General information
- Type: Glider
- National origin: United States
- Designer: Vernon Hutchinson
- Number built: One

History
- Introduction date: 1956
- First flight: 1956

= Hutchinson HS-127 =

American glider

The Hutchinson HS-127 is an American mid-wing glider that was designed and built by Vernon Hutchinson.

==Design and development==
The HS-127 was designed and built by Hutchinson in 1956 as a single seat, V-tailed aircraft that incorporated spoilers mounted in the fuselage sides, above the wing roots. The aircraft was constructed from aluminium and employed a NACA 65 (3)-618 airfoil.

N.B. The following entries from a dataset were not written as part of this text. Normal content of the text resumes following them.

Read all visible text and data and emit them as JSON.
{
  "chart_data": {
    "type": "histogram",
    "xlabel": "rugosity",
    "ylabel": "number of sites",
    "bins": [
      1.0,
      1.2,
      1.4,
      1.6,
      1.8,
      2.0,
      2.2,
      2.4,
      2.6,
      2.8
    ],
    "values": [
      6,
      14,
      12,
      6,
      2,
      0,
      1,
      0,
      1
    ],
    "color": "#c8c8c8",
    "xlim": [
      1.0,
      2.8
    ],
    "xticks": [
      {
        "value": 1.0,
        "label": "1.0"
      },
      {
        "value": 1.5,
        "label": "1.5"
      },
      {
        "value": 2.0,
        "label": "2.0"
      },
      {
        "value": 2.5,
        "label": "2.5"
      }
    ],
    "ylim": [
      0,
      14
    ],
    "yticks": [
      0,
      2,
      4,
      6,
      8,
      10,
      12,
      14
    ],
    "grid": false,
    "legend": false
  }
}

In 1960 Hutchinson constructed a new fuselage for the aircraft with two seats in tandem and a conventional tail. The wings from the earlier single seat fuselage were used on the new fuselage. The designer incorporated split trailing edge dive brakes and claims this was the first use of balanced trailing edge dive brakes. Both versions of the aircraft bore the same Federal Aviation Administration aircraft registration, N62P.

The aircraft's HS designation indicates Hutchinson Sailplane.

==Operational history==
Hutchinson completed his Silver badge and Gold badge while flying the HS-127 and also flew a number of 200 mi flights in it. In May 2011 the aircraft was still registered to Hutchinson, 55 years after its completion.